The past two years were rough for Chinese stocks, due to the escalating U.S.-China trade war, rising tariffs, and China’s economic slowdown. Unpredictable regulatory crackdowns from the Chinese government on growing sectors like video games, fintech, and streaming video exacerbated that pain.
Yet 2020 could be a brighter year for Chinese stocks. The U.S. and China have agreed to sign a “phase one” trade deal to de-escalate tensions, and China recently launched fresh stimulus plans to reinvigorate its sluggish economy.
As those tailwinds accelerate, investors should consider adding a few Chinese stocks to their portfolio. Let’s take a closer look at my three favorite plays for the year: China Mobile (NYSE:CHL), Baidu (NASDAQ:BIDU), and JD.com (NASDAQ:JD).
1. China Mobile: A great dividend play
China Mobile is the largest state-backed telco in China. Its number of wireless customers grew 3% annually to 946.5 million wireless customers last November. 4G customers accounted for 79.6% of that total, up from 76.4% a year earlier. Its total number of wireline customers also grew 22% to 187.7 million.

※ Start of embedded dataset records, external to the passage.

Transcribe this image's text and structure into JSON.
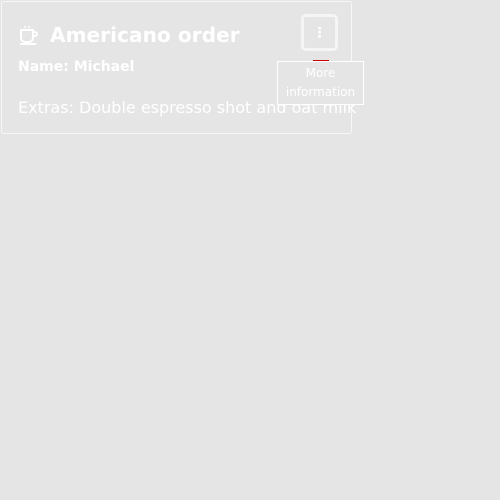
{
  "card": {
    "title": "Americano order",
    "name_line": "Name: Michael",
    "extras_line": "Extras: Double espresso shot and oat milk",
    "title_icon": "coffee-cup-icon"
  },
  "more_button": {
    "icon": "more-vertical-icon",
    "glyph": "⋮"
  },
  "tooltip": {
    "text": "More information"
  },
  "colors": {
    "background": "#e5e5e5",
    "text": "#ffffff",
    "accent": "#c80000"
  }
}
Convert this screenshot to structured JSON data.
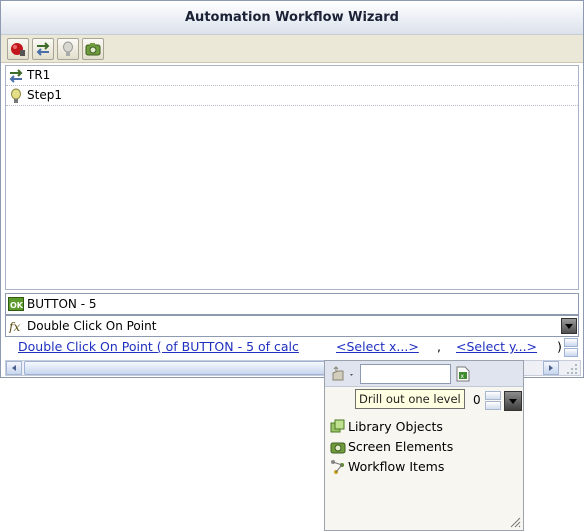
{
  "window": {
    "title": "Automation Workflow Wizard"
  },
  "toolbar": {
    "buttons": [
      {
        "icon": "record-icon"
      },
      {
        "icon": "transition-icon"
      },
      {
        "icon": "step-bulb-icon"
      },
      {
        "icon": "camera-icon"
      }
    ]
  },
  "tree": {
    "items": [
      {
        "label": "TR1",
        "icon": "transition-icon"
      },
      {
        "label": "Step1",
        "icon": "step-bulb-icon"
      }
    ]
  },
  "target_field": {
    "label": "BUTTON - 5",
    "icon": "ok-button-icon"
  },
  "action_field": {
    "label": "Double Click On Point",
    "icon": "function-icon"
  },
  "expression": {
    "main_link": "Double Click On Point ( of BUTTON - 5 of calc",
    "x_link": "<Select x...>",
    "separator": ",",
    "y_link": "<Select y...>",
    "close": ")"
  },
  "popup": {
    "search_value": "",
    "tooltip": "Drill out one level",
    "level_value": "0",
    "items": [
      {
        "label": "Library Objects",
        "icon": "library-icon"
      },
      {
        "label": "Screen Elements",
        "icon": "camera-icon"
      },
      {
        "label": "Workflow Items",
        "icon": "workflow-icon"
      }
    ]
  },
  "colors": {
    "link": "#1f2fbf",
    "toolbar_bg": "#ece8d8",
    "tooltip_bg": "#ffffe1"
  }
}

China Mobile’s massive customer base generates stable returns, but it faced two major headwinds last year. First, the Chinese government forced China Mobile and its peers to lower their wireless fees and eliminate data roaming charges to boost mobile penetration rates. Second, China Mobile is a major component of Hong Kong’s Hang Seng Index, and the region’s unrest (including attacks on China Mobile’s stores) weighed down the stock.
Analysts expect those issues to reduce the company’s full-year earnings by 11% this year. However, its earnings are expected to rebound 2% next year. Over the long term, 5G upgrades will boost its average subscriber revenue again, and the growth of its wireline business will open up fresh bundling opportunities.
China Mobile’s stock slipped nearly 20% over the past 12 months. That fear-induced sell-off reduced its multiple to just nine times earnings. The telco sets its semi-annual dividend every year based on a payout ratio of 40%-50%, and its yield has hovered between 3%-5% over the past three years — which makes it one of the best dividend plays in China.
2. Baidu: Good growth rates for a bargain stock
Baidu, the Chinese tech giant that owns the country’s largest search engine, lost about 15% of its value over the past 12 months as its core advertising business withered. The economic slowdown in China, the government crackdowns on growing sectors like fintech services, and competition from nimbler rivals like ByteDance all contributed to that decline, which resulted in two straight quarters of declining ad revenue.
Baidu partly offset those declines with rising revenue at its video streaming unit iQiyi (NASDAQ:IQ), but that unit’s ongoing losses weighed down its earnings. That’s why Wall Street expects Baidu’s revenue and earnings to decline 1% and 44%, respectively, in 2019.
However, many of those storm clouds could part in 2020. An economic recovery would boost its ad revenue again as Baidu’s ongoing expansion into other markets — including smart speakers, cloud services, artificial intelligence, and connected cars — gradually pays off. The expansion of its Mini Program ecosystem within Baidu’s mobile app, which grew its daily active users 25% annually to 189 million last September, could also tether more services to its core search engine.
That’s why analysts expect Baidu’s revenue and earnings to rise 11% and 28%, respectively, next year — decent growth rates for a stock that trades at less than 20 times forward earnings.
3. JD.com: Headwinds in 2019, tailwinds in 2020
JD.com is the largest direct retailer in China and the country’s second-largest e-commerce company after Alibaba (NYSE:BABA). JD struggled with concerns about its slowing revenue growth, rising expenses, and a rape charge against its founder and CEO throughout 2018.
However, JD’s stock rebounded nearly 70% over the past 12 months as those headwinds dissipated. JD’s revenue growth accelerated over the past two quarters, its costs declined as it trimmed its workforce and more companies used its logistics services, and the charges against its CEO were dropped.
JD’s annual active customers rose nearly 10% year over year to 334.4 million last quarter, marking its strongest growth in four quarters. 70% of those new customers came from China’s lower-tier cities, which offset its slower growth in top-tier cities like Beijing.
JD’s logistics business, which weighed down its earnings in previous years, is also stabilizing — thanks to economies of scale, increasingly automated services (like warehouse robots, drones, and delivery vehicles), and revenue from third-party companies. JD could also reportedly spin off the logistics unit in an IPO later this year to boost its cash flow and operating margins.
Wall Street expects those tailwinds to boost JD’s revenue and earnings by 19% and 37%, respectively, next year, which are impressive growth rates for a stock that trades at 27 times forward earnings.